I've been asked to calculate the projection of (1,2,3,4) unto [(1,0,0,0),(3,4,0,0)]

 

Obviously they are not orthagonal as their in product is 3 and not 0.

So you project the in sum of (3,4,0,0) and (1,0,0,0) = (3,0,0,0)

 

(3,0,0,0) - (3,4,0,0) = (0,4,0,0)

 

Now it is orthagonal, I project vector x on (1,0,0,0) = (1,0,0,0)

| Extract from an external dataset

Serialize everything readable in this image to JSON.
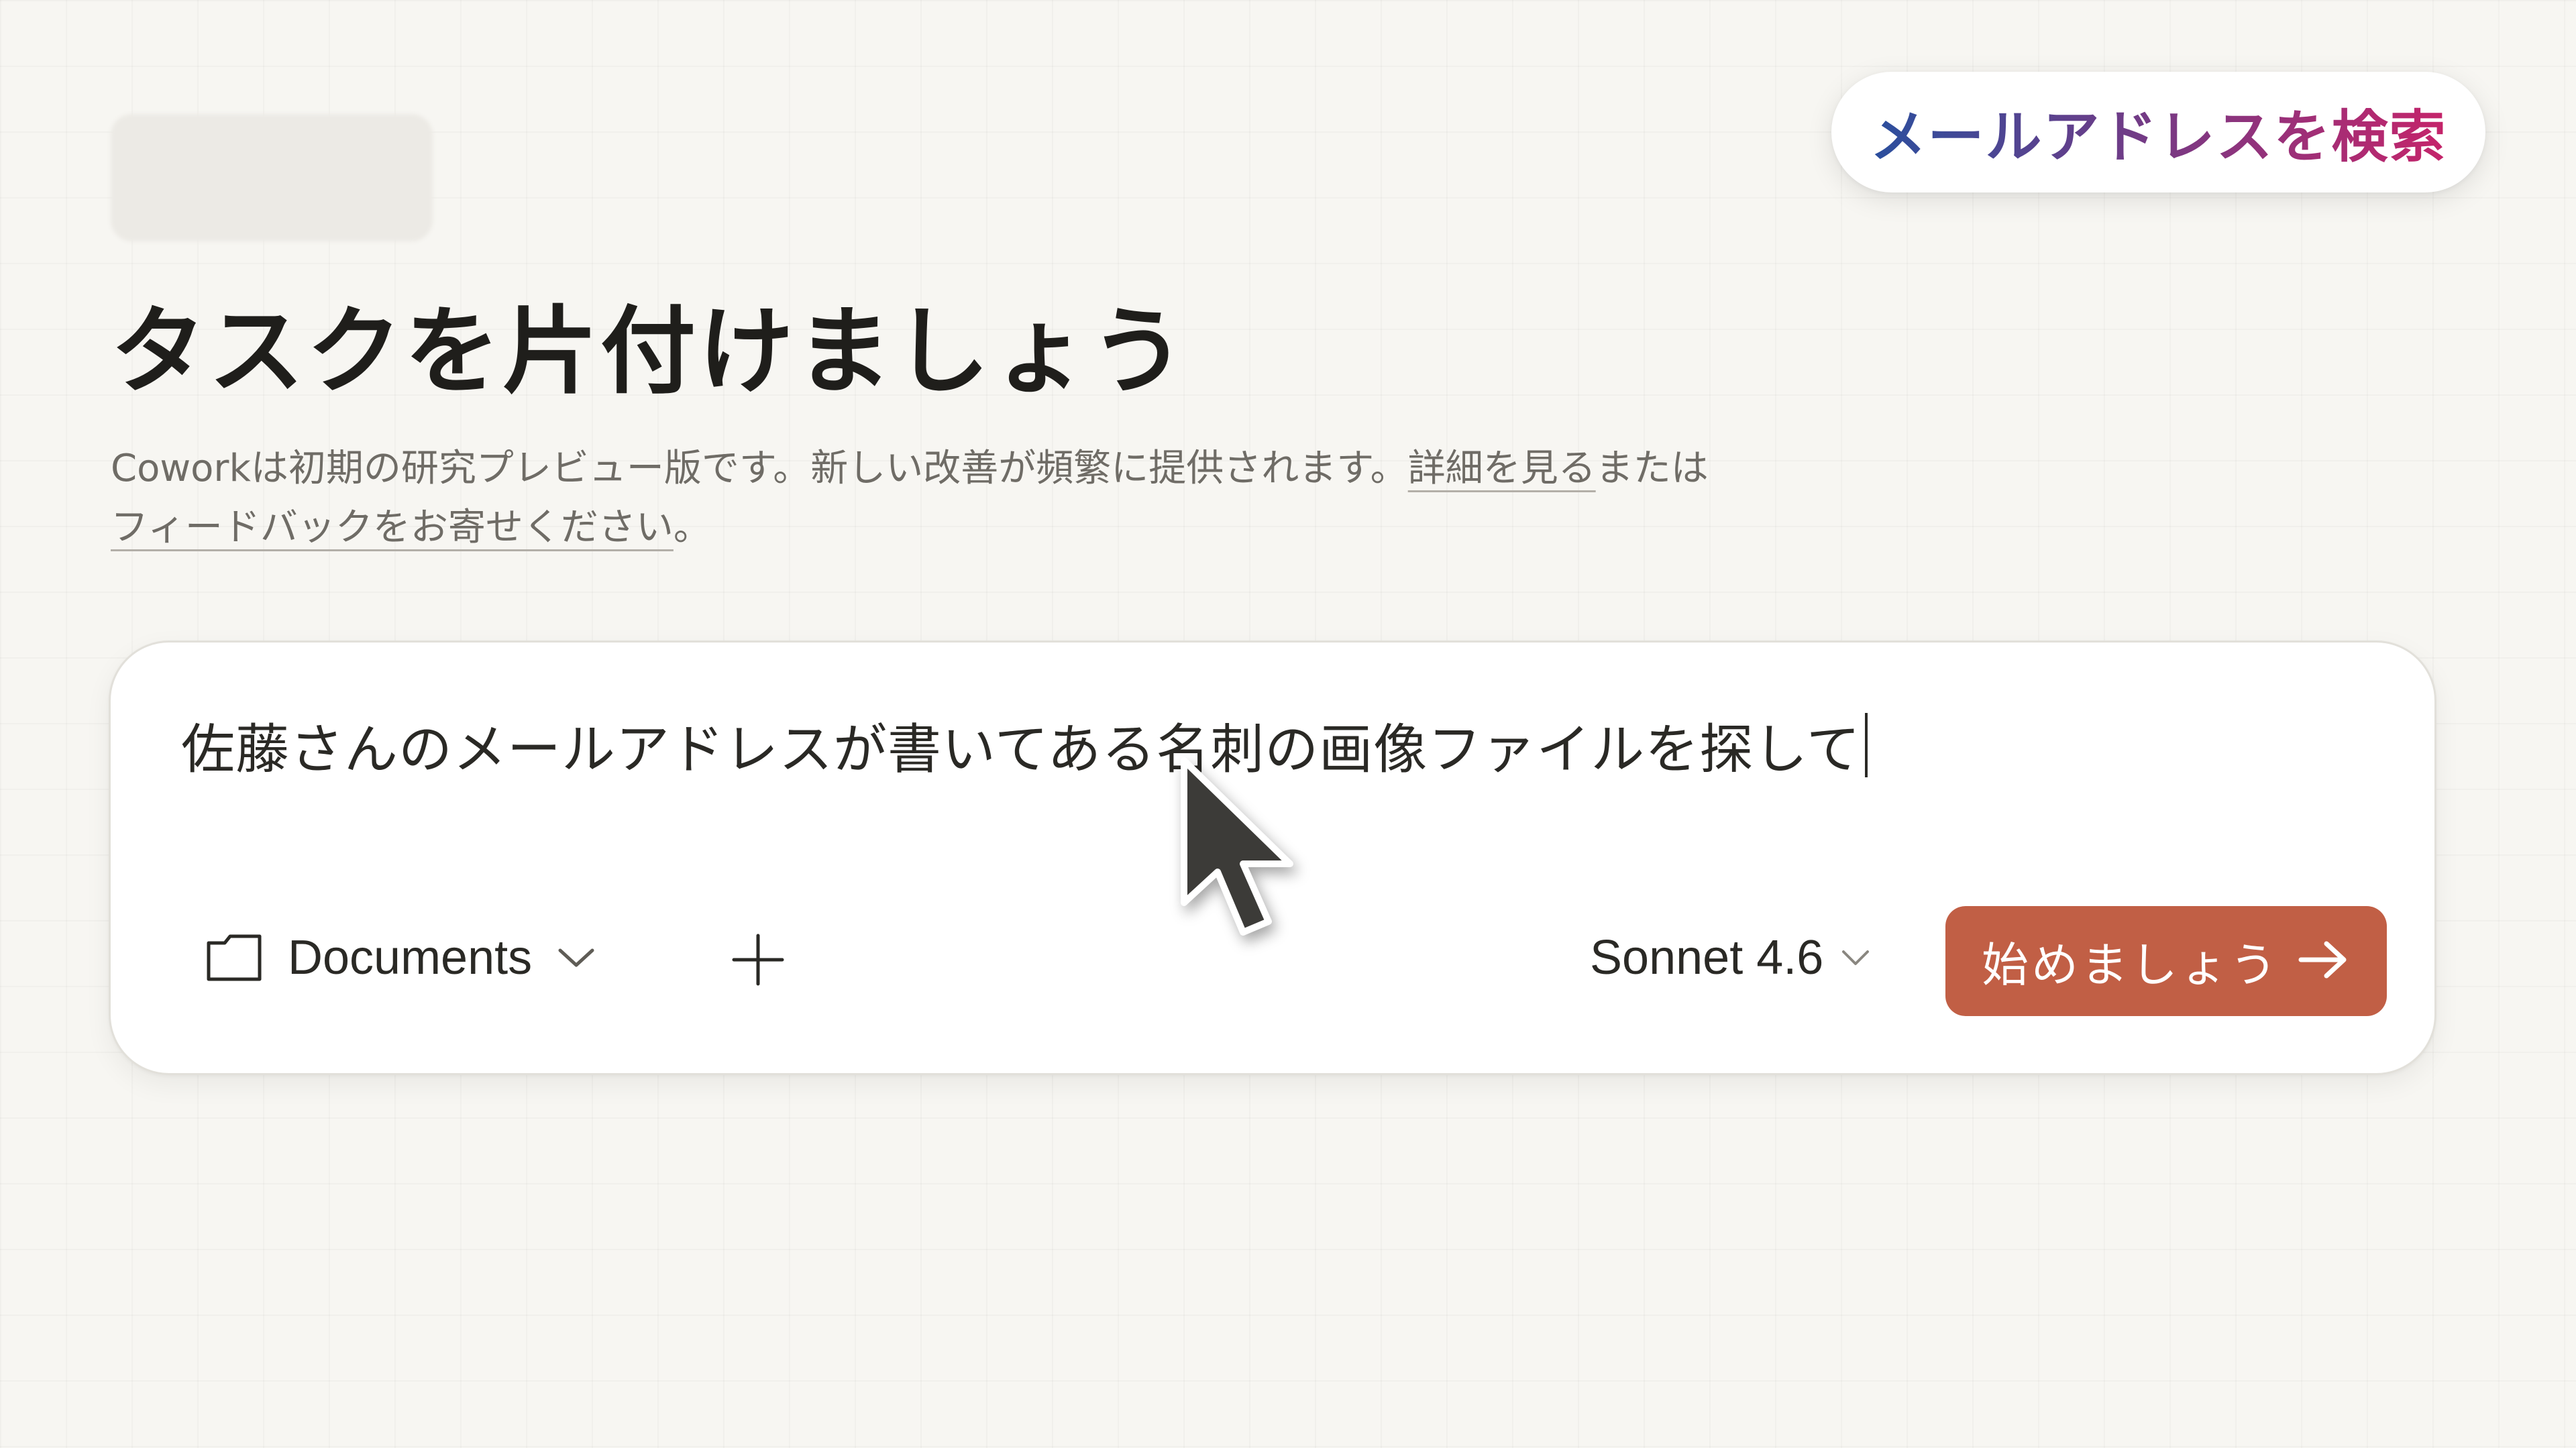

Projection of vector x onto (0,4,0,0) I think is (0,1,0,0)

 

This leads to V = (1,1,0,0)

 

I was just wondering if anyone can do the calculations as well as I'm not able to confirm this.

 

Thanx in advance

[DQW]

I think I know how to project a vector onto another vector or onto any subspace of the parent space, but I'm not sure I understand what your question is asking of you. For instance, what does [(1,0,0,0),(3,4,0,0)] represent - a pair of vectors, or something else ?

[Leroy]

No, with [(1,0,0,0),(3,4,0,0)] i mean the the space it spans. I hope this helps

[ElijahJones]

I've been asked to calculate the projection of (1,2,3,4) unto [(1,0,0,0),(3,4,0,0)]

 

Look at it like this. The space spanned by your set of vectors is really the xy plane. your space is an xyzw four space. Okay but lets pretend you space was actually and xyz three space, the projection of (1,2,3,0) onto the xy plane is (1,2,0,0) and has length SQRT(5). Can you visualize this? You can actually make a nice diagram of this. Unless something really spooky happens when we move to four dimensions the projection of (1,2,3,4) onto the xy plane is still (1,2,0,0). You can convince yourself of this more by arguing that the projection of (1,2,0,4) onto the xy plane is also (1,2,0,0).

 

The tricky part is putting it back into the basis you have. So you have to form a linear combination of (1,0,0,0) and (3,4,0,0) that is equal to (1,2,0,0).

 

x*(1,0,0,0)+y*(3,4,0,0)=(1,2,0,0)

 

x+3y = 1

4y=2

 

y=1/2

x=-1/2

 

(-1/2,1/2,0,0) in the basis you were given. You can draw this too and verify why the first element is now negative.

 

A bit rusty on linear algebra but I think that is correct.

 

EJ

 

Note: my method here was to assume that (1,2,3,4) was taken over the standard basis. That the point was to find the projection to the xy plane then transform it into the basis {(1,0,0,0),(3,4,0,0)}. The question really depends on what basis you have.